The Scrum Team must create a Definition of Done appropriate for the Product.

So is any of the interpretations here correct? If not, what's a better interpretation? 


06:10 pm March 16, 2022

Your interpretation is exactly what mine is:

If there are organizational standards, those become the minimum Definition of Done. Scrum Teams may enhance this minimum standard as they see appropriate. If there aren't organizational standards, the Scrum Team creates the Definition of Done.

The other case is in a multi-team (scaled) Scrum environment. The Scrum Teams need to have a baseline, shared Definition of Done, but individual teams may enhance the Definition of Done on their own.

09:19 pm March 16, 2022

I interpret it similarly to you but not exactly.  

The way I interpret it is that if the organization has created a Definition of Done, all teams must follow it.  If one is not created for the organization, each Scrum Team must create their own Definition of Done. However this is not mutually exclusive.  There can be an organizational Definition of Done and also team level Definitions of Done. 

My guidance has always been that if there is an organizational Definition of Done, teams can also have their own to be more restrictive or to have something specific to their product that might not be needed for all products.  I do advocate that a Team level Definition of Done can not be less restrictive than the Organization Definition of Done or allow not adhering to any condition of the Organizational Definition of Done. 

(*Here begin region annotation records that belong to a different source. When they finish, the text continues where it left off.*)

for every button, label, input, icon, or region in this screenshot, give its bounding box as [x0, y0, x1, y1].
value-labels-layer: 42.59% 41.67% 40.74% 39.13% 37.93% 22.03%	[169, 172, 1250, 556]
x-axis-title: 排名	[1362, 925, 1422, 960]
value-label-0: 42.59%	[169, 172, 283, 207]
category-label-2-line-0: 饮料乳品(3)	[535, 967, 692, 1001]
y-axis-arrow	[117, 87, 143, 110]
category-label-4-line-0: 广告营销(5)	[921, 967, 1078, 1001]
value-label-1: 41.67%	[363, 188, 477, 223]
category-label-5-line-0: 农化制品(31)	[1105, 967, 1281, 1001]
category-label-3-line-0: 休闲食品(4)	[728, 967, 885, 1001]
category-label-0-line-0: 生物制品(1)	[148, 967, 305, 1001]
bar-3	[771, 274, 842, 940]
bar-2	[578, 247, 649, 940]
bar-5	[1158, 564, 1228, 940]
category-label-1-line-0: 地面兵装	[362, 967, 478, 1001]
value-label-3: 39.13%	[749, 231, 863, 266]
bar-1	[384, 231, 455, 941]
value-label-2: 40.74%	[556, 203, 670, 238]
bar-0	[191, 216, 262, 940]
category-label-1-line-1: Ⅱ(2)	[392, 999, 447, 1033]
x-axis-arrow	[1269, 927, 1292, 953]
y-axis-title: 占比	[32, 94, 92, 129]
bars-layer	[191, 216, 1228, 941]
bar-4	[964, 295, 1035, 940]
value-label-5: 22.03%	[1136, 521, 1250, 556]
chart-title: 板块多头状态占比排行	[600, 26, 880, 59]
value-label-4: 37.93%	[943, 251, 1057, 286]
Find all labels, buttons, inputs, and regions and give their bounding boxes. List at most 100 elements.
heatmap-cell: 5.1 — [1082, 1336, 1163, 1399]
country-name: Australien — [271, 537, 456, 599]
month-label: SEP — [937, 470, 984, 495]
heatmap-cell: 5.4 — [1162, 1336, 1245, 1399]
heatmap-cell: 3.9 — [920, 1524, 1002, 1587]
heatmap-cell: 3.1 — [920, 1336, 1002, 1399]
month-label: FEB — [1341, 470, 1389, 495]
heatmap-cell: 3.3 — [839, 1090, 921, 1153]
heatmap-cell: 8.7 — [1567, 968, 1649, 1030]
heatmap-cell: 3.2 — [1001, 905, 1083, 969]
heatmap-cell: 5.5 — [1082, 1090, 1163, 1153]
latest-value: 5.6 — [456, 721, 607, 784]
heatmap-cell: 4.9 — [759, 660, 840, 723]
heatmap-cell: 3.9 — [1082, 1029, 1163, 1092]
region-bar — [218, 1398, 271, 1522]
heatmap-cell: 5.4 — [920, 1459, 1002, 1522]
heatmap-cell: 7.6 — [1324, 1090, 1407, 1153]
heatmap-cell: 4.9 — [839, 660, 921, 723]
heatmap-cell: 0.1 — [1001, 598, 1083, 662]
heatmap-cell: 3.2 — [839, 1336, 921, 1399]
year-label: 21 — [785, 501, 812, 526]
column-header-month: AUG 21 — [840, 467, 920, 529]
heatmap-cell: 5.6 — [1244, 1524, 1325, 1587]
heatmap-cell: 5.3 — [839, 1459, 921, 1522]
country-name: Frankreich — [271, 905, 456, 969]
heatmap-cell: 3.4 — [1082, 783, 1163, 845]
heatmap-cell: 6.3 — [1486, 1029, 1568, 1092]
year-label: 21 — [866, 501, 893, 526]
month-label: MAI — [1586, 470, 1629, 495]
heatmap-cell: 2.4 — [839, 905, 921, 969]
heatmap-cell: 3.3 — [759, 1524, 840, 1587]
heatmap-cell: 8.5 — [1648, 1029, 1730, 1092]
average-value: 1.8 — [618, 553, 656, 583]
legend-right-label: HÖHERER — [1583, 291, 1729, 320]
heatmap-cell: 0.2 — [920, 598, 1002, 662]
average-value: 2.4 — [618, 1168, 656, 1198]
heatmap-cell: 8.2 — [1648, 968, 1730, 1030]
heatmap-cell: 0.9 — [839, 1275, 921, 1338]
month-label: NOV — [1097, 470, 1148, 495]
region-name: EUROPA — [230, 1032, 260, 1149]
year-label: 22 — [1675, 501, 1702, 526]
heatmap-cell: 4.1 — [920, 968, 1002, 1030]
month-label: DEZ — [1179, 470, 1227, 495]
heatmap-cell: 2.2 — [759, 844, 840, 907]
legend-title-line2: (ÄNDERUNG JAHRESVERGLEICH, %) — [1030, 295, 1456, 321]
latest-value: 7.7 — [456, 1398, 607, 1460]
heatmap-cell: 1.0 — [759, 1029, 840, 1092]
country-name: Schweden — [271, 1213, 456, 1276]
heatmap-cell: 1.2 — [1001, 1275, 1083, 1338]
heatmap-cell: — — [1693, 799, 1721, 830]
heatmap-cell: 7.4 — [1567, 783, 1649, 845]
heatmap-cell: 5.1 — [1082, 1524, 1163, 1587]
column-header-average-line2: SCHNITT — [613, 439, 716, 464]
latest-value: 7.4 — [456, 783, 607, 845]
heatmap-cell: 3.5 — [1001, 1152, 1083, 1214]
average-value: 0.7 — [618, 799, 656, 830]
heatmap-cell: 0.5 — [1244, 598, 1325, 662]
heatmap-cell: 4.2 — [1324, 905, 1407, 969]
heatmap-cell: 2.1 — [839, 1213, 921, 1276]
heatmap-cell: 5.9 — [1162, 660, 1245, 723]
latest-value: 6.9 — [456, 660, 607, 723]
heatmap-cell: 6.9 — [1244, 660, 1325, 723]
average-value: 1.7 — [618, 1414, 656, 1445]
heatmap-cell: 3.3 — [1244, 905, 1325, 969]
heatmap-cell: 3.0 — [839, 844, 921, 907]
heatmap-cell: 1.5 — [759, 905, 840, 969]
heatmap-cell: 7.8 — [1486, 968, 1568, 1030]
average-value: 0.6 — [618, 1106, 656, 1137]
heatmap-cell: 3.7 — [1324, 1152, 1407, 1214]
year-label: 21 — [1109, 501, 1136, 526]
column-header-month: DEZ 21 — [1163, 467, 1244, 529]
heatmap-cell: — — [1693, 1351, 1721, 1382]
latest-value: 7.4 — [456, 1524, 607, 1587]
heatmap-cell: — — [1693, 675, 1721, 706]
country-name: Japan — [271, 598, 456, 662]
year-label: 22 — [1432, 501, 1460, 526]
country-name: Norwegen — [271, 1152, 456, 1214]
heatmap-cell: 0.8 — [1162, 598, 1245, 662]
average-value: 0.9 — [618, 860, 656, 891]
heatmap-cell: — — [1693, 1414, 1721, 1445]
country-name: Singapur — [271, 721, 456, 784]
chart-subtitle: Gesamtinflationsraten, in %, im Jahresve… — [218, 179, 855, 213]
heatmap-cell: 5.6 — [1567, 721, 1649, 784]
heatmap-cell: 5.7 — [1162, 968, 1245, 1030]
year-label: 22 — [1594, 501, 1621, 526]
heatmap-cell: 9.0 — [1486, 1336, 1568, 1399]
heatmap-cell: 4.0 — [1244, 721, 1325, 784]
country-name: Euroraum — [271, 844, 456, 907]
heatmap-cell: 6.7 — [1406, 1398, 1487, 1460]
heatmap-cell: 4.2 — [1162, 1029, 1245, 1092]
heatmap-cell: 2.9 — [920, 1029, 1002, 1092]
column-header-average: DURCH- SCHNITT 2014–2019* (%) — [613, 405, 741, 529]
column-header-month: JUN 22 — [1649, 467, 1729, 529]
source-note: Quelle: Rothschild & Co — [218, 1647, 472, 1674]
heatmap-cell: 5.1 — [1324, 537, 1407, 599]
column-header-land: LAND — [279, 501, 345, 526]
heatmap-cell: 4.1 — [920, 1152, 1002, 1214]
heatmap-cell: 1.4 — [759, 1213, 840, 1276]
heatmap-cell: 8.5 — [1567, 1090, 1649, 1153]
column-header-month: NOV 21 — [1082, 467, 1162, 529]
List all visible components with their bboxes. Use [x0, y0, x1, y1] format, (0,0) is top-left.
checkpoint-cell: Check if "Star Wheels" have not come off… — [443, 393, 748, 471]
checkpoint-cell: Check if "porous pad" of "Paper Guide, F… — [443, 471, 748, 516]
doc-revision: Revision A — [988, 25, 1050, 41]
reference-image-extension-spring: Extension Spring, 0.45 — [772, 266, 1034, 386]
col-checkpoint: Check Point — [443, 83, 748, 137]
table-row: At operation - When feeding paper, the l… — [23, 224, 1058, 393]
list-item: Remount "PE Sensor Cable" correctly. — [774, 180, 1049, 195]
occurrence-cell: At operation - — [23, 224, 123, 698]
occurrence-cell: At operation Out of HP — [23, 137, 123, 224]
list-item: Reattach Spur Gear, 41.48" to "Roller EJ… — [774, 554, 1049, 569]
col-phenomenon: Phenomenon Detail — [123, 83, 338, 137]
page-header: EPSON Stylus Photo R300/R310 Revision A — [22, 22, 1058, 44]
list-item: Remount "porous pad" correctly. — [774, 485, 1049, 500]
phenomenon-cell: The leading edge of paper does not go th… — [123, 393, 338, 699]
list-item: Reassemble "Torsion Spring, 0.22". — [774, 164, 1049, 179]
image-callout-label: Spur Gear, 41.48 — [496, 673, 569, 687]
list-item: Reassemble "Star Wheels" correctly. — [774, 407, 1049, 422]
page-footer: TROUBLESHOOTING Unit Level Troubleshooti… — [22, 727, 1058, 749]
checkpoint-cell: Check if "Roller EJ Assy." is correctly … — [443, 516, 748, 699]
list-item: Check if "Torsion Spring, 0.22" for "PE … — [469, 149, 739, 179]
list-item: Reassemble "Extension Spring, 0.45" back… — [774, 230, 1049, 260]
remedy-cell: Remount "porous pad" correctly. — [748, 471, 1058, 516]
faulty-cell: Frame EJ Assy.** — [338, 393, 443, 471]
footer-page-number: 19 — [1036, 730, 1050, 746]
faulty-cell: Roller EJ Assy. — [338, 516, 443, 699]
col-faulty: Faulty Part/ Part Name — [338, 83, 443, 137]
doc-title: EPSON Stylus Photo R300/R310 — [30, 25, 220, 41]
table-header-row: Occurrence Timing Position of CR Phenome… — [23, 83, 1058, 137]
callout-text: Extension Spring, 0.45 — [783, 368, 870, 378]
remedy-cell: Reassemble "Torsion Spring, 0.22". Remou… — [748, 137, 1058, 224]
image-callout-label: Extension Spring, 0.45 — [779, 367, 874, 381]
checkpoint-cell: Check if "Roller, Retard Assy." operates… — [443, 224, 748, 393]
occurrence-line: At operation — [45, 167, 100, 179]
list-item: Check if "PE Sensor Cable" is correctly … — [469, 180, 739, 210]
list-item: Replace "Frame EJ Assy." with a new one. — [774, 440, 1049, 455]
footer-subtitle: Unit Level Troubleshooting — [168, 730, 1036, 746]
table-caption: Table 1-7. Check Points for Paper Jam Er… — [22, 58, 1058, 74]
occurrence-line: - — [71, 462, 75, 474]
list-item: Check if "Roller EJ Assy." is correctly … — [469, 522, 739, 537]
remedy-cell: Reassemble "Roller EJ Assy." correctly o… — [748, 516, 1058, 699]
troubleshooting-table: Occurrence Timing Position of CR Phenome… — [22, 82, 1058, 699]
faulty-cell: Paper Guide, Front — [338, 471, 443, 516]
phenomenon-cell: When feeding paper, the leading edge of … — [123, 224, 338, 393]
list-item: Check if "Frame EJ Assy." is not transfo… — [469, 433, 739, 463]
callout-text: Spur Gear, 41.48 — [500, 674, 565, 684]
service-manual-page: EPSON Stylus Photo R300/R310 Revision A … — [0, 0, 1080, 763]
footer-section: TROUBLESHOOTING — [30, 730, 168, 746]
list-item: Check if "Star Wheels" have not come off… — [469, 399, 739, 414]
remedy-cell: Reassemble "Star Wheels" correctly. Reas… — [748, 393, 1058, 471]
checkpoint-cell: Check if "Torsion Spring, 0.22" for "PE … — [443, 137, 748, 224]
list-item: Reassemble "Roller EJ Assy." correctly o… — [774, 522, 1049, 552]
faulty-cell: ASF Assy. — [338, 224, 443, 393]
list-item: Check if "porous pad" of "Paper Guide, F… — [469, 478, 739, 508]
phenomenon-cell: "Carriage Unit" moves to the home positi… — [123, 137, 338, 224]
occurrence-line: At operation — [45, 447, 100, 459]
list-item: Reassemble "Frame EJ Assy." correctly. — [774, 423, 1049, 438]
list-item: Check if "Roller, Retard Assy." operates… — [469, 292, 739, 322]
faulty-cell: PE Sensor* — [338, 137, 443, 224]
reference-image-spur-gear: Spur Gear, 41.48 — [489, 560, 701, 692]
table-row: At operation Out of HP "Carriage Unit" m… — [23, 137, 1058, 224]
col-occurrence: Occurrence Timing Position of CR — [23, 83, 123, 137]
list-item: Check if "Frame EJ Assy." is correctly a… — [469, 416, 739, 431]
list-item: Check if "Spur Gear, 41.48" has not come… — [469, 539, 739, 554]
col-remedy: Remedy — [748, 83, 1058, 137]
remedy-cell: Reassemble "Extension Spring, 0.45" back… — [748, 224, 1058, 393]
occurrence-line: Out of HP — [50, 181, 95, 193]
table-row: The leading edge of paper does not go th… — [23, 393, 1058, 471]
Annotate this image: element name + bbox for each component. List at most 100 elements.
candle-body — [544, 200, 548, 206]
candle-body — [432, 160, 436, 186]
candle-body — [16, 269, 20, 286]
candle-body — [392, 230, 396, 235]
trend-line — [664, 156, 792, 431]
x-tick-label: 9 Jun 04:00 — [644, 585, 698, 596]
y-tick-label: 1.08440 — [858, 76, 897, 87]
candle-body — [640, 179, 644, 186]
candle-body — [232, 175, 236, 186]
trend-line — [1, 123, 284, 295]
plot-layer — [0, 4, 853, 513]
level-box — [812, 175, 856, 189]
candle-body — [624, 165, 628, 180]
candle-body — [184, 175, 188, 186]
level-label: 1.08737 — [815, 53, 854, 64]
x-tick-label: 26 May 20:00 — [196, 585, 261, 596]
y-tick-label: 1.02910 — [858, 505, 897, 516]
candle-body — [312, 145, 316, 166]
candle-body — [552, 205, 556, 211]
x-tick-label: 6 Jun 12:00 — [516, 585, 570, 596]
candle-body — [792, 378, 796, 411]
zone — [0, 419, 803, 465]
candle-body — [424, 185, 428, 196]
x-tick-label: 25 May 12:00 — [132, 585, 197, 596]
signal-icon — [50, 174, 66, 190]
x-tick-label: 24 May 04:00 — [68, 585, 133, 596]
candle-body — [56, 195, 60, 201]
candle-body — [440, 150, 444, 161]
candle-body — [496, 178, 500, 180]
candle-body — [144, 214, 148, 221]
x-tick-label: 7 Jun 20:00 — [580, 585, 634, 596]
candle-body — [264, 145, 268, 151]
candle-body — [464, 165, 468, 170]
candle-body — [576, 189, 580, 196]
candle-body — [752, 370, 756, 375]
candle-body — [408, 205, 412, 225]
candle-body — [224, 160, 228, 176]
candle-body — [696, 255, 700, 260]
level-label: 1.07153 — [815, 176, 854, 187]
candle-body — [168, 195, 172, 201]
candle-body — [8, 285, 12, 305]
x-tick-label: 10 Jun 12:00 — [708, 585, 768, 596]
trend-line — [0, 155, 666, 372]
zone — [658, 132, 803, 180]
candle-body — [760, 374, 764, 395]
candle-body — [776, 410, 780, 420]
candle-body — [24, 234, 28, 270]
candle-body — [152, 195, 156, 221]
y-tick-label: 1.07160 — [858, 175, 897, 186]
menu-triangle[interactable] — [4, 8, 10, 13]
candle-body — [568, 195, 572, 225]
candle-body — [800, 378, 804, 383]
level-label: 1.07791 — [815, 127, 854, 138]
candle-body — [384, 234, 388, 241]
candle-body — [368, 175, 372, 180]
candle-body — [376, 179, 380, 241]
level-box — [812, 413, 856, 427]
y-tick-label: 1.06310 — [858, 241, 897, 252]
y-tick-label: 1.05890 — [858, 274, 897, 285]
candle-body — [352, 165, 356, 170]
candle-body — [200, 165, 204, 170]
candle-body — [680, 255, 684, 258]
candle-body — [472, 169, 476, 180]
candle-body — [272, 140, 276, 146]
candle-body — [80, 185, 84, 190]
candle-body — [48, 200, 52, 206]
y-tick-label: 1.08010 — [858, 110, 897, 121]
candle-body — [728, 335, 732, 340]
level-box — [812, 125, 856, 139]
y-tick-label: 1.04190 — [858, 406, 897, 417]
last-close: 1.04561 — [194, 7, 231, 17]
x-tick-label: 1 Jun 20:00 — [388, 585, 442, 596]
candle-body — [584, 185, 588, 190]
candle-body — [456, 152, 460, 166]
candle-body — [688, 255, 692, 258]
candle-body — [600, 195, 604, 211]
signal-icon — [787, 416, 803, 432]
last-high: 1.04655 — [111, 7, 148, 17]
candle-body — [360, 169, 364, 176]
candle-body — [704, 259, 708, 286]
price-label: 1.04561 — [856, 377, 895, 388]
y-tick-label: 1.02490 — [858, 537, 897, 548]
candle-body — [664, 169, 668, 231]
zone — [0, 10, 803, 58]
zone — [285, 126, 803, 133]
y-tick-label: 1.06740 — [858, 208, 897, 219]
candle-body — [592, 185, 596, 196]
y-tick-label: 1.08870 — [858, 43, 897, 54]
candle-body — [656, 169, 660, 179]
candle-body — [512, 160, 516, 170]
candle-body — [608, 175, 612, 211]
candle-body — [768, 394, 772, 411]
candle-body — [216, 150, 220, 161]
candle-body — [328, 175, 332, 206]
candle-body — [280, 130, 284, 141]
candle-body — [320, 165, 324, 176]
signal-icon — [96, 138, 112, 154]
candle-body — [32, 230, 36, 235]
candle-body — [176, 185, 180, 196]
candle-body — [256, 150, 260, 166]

To be clear, this is my opinion and not something that is elaborated in the Scrum Guide. 

04:05 am March 17, 2022

Most Scrum Teams are not garage start-ups: there is usually an established company with a duty of care to stakeholders and a brand and reputation to be protected. The parent organization should therefore be the first port of call for a Definition of Done so quality can be assured and further improved.